The knowledge of China, Korea and Japan to the Europeans has always been hilariously incorrect. Japan's medieval maps as per the European cartographers were mostly a bunch of disfigured islands with names that bore little or no relevance to the native Japanese names. The term Iopania is a synonym for Japan on several older maps. Similarly, Korea has been wrongly mentioned as 'Correa' and a rather bulging structure from the tip of Manchuria is referred to as the Korean peninsula by early Europeans. Another important reason for the lack of information on Japanese history is that the country had shut itself down from the outside world, thus giving little knowledge about its coastline and internal conflicts to the western world. Bhutan, Nepal, Sikkim (now part of India), Tibet and other Himalayan kingdoms have similar stories to narrate wherein the Europeans have misjudged their political prowess and deliberately scratched improper frontiers, something that affects South Asia even today. 

Russia is another interesting case that although is majorly in Asia (areawise), but since the Muscovite Empire started from mainland Europe, the Russians identify themselves more as Europeans than Asians. Asia can also be credited for having empires and political identities that shook the entire world with its monarchial tactics and God-like supremacy that made a bunch of Asian territories as Asian colonies. The Japanese Empire during the Second World War is an excellent example where Japan held colonies majorly in Asia itself. 

The nomenclature of water bodies in Asian territories has also changed through map history. The Indian Ocean has been variously referred to as the Indian Sea, while the Arabian Sea has been mentioned as the Sea of Oman. This pattern of naming a water-body after a major civilisation's name was also observed in Europe, such as the German Ocean, a colloquial term for today's North Sea. The Europeans fiddled with this concept and applied it in African waters as well when they mentioned the entire Atlantic Ocean as the Ethiopian Sea. 

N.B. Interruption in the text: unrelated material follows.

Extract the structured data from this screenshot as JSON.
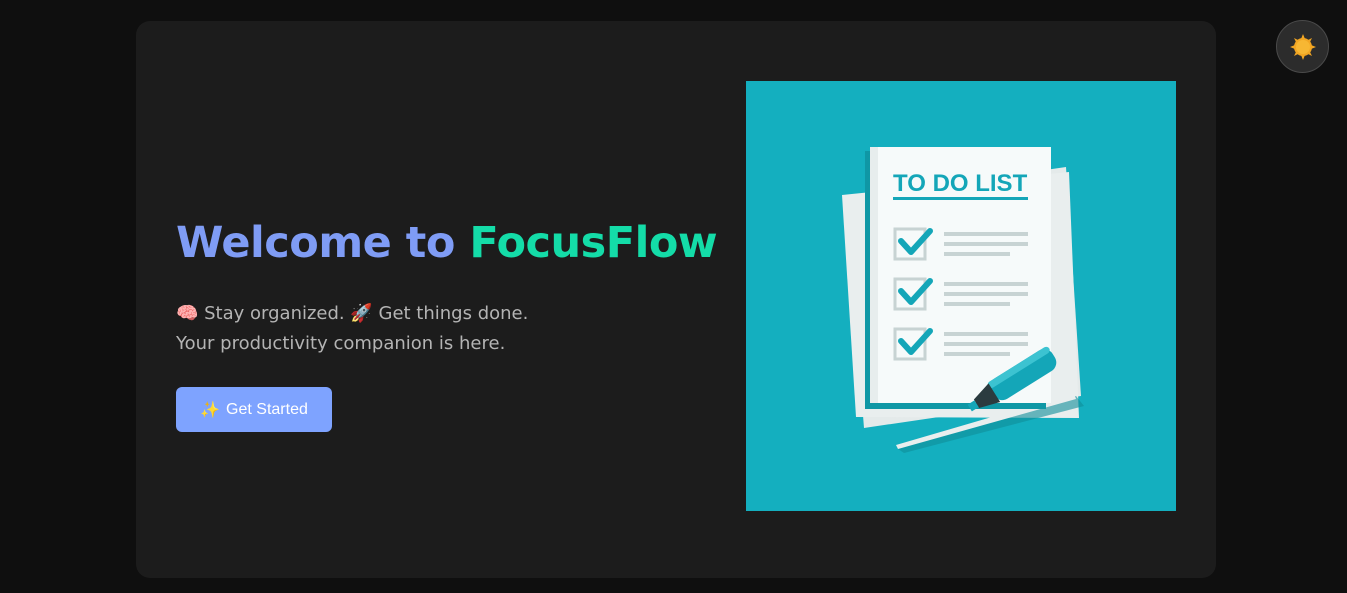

The Europeans also had this tendency of renaming places starting with 'K' to 'C'; Kolkata became Calcutta, Kabul was Cabul, Kampuchea was Cambodia, Korea was Correa, Kozhikode was Calicut, Kamboja was Cambodge etc. Another practice of Europeans was to simply name provinces and administrative units as per their geographical placements. The United Provinces were to denote the northern provinces of British India, that got renamed in 1950 to Uttar Pradesh (literally, northern province). Similar nomenclature is observed in Sri Lanka such as Central Province, Northern Province Eastern Province, Southern Province etc. 

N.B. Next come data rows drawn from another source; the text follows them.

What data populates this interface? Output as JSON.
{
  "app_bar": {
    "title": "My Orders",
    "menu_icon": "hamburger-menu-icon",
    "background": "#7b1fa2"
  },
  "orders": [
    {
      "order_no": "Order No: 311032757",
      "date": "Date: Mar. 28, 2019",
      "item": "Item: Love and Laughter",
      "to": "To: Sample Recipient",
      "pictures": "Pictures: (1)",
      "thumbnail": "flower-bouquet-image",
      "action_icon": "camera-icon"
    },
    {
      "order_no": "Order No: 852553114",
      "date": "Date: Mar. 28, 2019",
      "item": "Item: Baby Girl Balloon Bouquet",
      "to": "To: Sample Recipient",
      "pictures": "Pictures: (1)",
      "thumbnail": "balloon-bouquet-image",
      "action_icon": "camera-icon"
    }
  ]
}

Perhaps due to colonisation and heavy administrative reforms, the concepts of boundaries and frontiers were also laid in Asia since the beginning of the. 15th century - an era of some of the earliest collected proofs of maps dating back to those eras. The concept of drawing straight lines as boundaries between multiple countries was although less used in Asia, but were a major source of bifurcation in Africa as well as the American states.